Ce débat est une séance de rattrapage pour le Ministre de l’Intérieur qui , si la Presse ne l’avait pas découverte, si le CNN , la CNIL et des parlementaires ne s’en étaient émus, faisait passer cette décision des plus lourdes de conséquences en catimini, le jour férié de la Toussaint.
De quoi s’agit il ? Objectif affiché : authentifier les documents, lutter contre la fraude et l’usurpation d’identité. Mais également authentifier les données de certains individus puisque une première exception est prévue en cas de réquisition judiciaire. Si cet usage exige l’intervention d’un juge, à long terme , on peut légitimement s’inquiéter d’une évolution vers l’identification même avec toutes les utilisations qui pourraient être faites d’un tel fichier, pour peu que l’on tombe sous la coupe d’un régime peu scrupuleux en matière de libertés publiques…
Authentifier n’est pas (encore) identifier. Mais on rappellera utilement que tout essai d’identification a par le passé été censuré par le Conseil Constitutionnel suite à la tentative de création d’un premier projet de fichier centralisé appelé « Safari » en 1974. On se souviendra que c’est à partir de là que fut débattue puis votée la loi dite « Informatique et Libertés » et que la CNIL fut créée ! On peut aussi évoquer l’affaire du fichier « Edwige » qui, en 2008, suscita elle aussi inquiétudes et vifs débats.
Car malgré les finalités avancées par le gouvernement qui tente à tout pris de rassurer, la création d’une telle base centralisée de données personnelles aux mains de l’administration est alarmante.
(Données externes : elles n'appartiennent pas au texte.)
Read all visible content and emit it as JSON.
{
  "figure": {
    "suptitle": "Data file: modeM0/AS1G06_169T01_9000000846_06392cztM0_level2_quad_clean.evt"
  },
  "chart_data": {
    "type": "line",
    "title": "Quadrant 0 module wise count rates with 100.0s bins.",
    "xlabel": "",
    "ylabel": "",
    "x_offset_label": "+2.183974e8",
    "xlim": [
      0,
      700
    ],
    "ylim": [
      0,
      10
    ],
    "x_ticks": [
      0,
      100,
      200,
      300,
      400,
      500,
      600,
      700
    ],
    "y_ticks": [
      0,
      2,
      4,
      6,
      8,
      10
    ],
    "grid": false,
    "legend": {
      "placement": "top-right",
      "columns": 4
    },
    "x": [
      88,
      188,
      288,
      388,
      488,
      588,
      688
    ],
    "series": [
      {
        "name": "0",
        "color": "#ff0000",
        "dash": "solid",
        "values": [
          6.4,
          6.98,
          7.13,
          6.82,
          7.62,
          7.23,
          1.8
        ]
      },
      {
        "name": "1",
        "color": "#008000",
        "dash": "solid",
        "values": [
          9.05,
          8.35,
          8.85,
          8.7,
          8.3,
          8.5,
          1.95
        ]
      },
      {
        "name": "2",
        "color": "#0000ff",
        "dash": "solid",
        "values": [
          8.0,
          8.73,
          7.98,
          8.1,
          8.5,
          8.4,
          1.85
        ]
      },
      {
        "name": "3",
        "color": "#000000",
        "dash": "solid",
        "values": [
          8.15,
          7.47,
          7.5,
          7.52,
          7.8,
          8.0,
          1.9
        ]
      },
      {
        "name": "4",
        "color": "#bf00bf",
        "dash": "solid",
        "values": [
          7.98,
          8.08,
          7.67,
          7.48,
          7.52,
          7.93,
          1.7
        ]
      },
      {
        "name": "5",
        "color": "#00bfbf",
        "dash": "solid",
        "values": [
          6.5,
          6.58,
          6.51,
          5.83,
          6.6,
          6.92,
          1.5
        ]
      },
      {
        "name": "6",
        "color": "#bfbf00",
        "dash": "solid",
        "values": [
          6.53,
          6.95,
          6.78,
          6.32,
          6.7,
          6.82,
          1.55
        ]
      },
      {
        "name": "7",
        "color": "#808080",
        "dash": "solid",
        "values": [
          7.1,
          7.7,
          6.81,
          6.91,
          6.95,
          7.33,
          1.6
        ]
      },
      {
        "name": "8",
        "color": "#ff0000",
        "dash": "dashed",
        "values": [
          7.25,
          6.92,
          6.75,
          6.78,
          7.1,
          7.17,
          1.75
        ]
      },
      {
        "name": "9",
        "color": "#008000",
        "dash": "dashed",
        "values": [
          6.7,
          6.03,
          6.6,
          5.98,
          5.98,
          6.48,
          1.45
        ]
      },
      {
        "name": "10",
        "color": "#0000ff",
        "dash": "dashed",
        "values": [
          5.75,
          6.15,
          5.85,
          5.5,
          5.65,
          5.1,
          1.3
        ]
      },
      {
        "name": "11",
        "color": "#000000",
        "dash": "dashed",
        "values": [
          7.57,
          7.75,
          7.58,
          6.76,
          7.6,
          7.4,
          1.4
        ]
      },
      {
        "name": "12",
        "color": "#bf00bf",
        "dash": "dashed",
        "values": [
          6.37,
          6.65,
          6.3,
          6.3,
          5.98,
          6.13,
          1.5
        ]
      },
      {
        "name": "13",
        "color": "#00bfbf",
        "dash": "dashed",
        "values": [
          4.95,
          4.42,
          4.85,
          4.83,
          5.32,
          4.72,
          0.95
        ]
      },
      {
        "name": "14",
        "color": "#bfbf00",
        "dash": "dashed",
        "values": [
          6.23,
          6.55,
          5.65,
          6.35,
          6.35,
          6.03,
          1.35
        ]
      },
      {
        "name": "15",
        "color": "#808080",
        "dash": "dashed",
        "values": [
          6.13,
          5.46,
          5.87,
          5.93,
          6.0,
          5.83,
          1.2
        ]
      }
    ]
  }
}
Elle est par ailleurs inutile car il est aujourd’hui possible de lutter contre l’usurpation d’identité en stockant l’identité biométrique de l’individu dans le document d’identité lui-même, certifié et infalsifiable. C’est le cas en Estonie, pays européen très avancé en matière d’utilisation des nouvelles technologies . Il existe ainsi d’autres architectures techniques permettant d’intégrer, dès la conception des objets, la préservation des données à caractère personnel. C’est le « privacy by design », dont j’évoquais la nécessité dans la proposition n°16 de mon rapport de 2013 intitulé « L’Union européenne, colonie du monde numérique ? ». Une exigence rendue par ailleurs nécessaire face à la démultiplication des données via les objets connectés amenés à être de plus en plus nombreux dans les années à venir .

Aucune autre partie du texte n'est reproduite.